I giudici in questione smentiscono ogni sorta di interferenza pratica nel loro lavoro, ma non negano affatto che interventi dell'ex Ministro Nicola Mancino e del Quirinale nelle inchieste sulle trattative Stato Mafia condotte dalle procure siciliane, ci sono state a più riprese nel corso del tempo e nei confronti di diversi  soggetti della magistratura. Al centro di quella che pare essere una fitta rete di intrecci amicali e di potere vi è proprio l'ex vice presidente del consiglio superiore della magistratura, Mancino, che ascoltato come testimone dai pm sulla trattativa stato mafia ai tempi delle stragi mafiose degli anni '90, si sentiva perseguitato e nel mirino. Iniziano così i numerosi interventi su amici, colleghi e giudici, tutti ai massimi vertici istituzionali del Paese, per interferire in qualche modo nelle indagini delle procure di Palermo e Caltanissetta.
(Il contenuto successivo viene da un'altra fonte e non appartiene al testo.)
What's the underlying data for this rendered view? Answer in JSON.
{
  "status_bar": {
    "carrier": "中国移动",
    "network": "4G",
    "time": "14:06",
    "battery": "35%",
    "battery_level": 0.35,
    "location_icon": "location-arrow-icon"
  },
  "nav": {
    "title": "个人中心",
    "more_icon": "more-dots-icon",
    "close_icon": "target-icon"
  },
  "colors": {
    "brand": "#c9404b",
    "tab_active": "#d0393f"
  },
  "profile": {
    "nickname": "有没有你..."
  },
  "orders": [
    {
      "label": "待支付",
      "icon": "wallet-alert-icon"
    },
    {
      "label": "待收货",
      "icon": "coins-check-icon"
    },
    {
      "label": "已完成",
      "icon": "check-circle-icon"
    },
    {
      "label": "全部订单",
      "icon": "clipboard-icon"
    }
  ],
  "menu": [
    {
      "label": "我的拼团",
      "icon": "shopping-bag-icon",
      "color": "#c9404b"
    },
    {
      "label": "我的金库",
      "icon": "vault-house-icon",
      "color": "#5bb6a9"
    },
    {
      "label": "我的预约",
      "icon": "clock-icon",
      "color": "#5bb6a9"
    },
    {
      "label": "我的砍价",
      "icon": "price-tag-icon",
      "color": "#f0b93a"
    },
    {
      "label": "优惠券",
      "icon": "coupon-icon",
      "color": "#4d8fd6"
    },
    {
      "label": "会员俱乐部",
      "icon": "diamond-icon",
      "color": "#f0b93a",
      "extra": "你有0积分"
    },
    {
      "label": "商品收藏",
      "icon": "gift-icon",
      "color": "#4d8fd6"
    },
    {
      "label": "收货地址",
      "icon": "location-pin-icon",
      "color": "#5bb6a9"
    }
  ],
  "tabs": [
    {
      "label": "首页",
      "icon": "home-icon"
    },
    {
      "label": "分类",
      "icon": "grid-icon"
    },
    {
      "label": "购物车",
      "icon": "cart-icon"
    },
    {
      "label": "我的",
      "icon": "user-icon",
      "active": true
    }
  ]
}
Le telefonate con il braccio destro di Napolitano – Mancino, che ora è indagato per falsa testimonianza proprio per le reticenze nelle inchieste dei Pm, era infatti sotto controllo da parte dei giudici per capire se in occasione degli interrogatori concordasse con altri gli accadimenti da riferire. Ascoltando le intercettazioni i Pm sono venuti a conoscenza delle numerose telefonata che l'ex Ministro degli interni effettuò per richiamare l'attenzione sul suo caso e trovare una sorta di appoggio dai massimi vertici istituzionali, compreso il Quirinale. Delle telefonate di Mancino, infatti, acquistano particolare rilevanza proprio quelle con il consigliere giuridico di Giorgio Napolitano, nonché suo braccio destro, Loris D’Ambrosio, sfociate poi in una missiva del Quirinale al procuratore generale della Cassazione Gianfranco Ciani.
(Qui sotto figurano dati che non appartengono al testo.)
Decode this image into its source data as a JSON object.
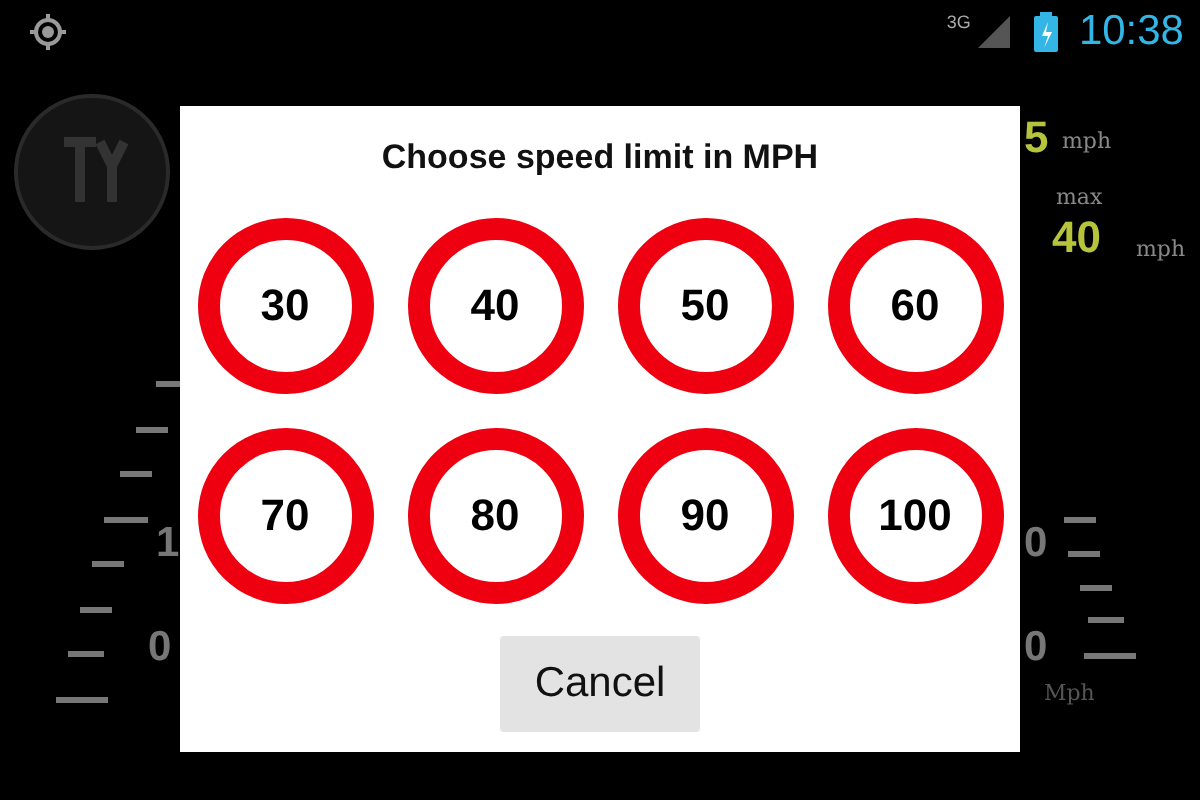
{
  "status_bar": {
    "network": "3G",
    "time": "10:38"
  },
  "dashboard": {
    "average_value": "5",
    "average_unit": "mph",
    "max_label": "max",
    "max_value": "40",
    "max_unit": "mph",
    "left_scale": [
      "1",
      "0"
    ],
    "right_scale": [
      "0",
      "0"
    ],
    "unit": "Mph"
  },
  "dialog": {
    "title": "Choose speed limit in MPH",
    "options": [
      "30",
      "40",
      "50",
      "60",
      "70",
      "80",
      "90",
      "100"
    ],
    "cancel": "Cancel"
  }
}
L'intervento su Grasso e il rifiuto del procuratore antimafia – D’Ambrosio, chiamato più volte da Mancino, lo tranquillizza e promette di interessare del caso anche il Presidente della Repubblica, anche se oggi afferma di aver risposto solo per rassicurarlo senza reali interventi. Resta quella lettera inviata al Pg Ciani che effettivamente  ad aprile convoca il Procuratore nazionale antimafia Piero Grasso per chiedere chiarimenti sul coordinamento tra le procure, come aveva auspicato lo stesso Mancino al telefono con D'ambrosio e direttamente al procuratore Grasso in un'occasione pubblica. Il rifiuto categorico dello stesso Grasso di intervenire sui suoi colleghi, messo per iscritto nella risposta al Pg della Suprema Corte, stoppa un altro dei canali provati da Mancino.

Numerosi tentativi andati a vuoto – I tentativi di Mancino, infatti, come ci raccontano le intercettazioni sono i più disparati, oltre al Quirinale dove piovono lettere e telefonate, l'ex Ministro contatta ad esempio il precedente Procuratore generale della Cassazione, Vitaliano Esposito, amico fidato poi andato in pensione, e il  procuratore aggiunto di Roma Nello Rossi. Tentativi per lo più andati a vuoto visto che oltre alla convocazione di Grasso da parte di Ciani e ad una probabile riunione di coordinamento tra le tre procure di Palermo, Caltanissetta e Firenze (di cui sembrano non sapere niente i diretti interessati ), Mancino non riesce nel suo tentativo e viene indagato dai giudici palermitani. Resta il tentativo che, come dice Ingroia che coordina l'inchiesta di Palermo, è "una cattiva abitudine molto diffusa" cioè "quella di cercare scorciatoie per affermare la propria innocenza".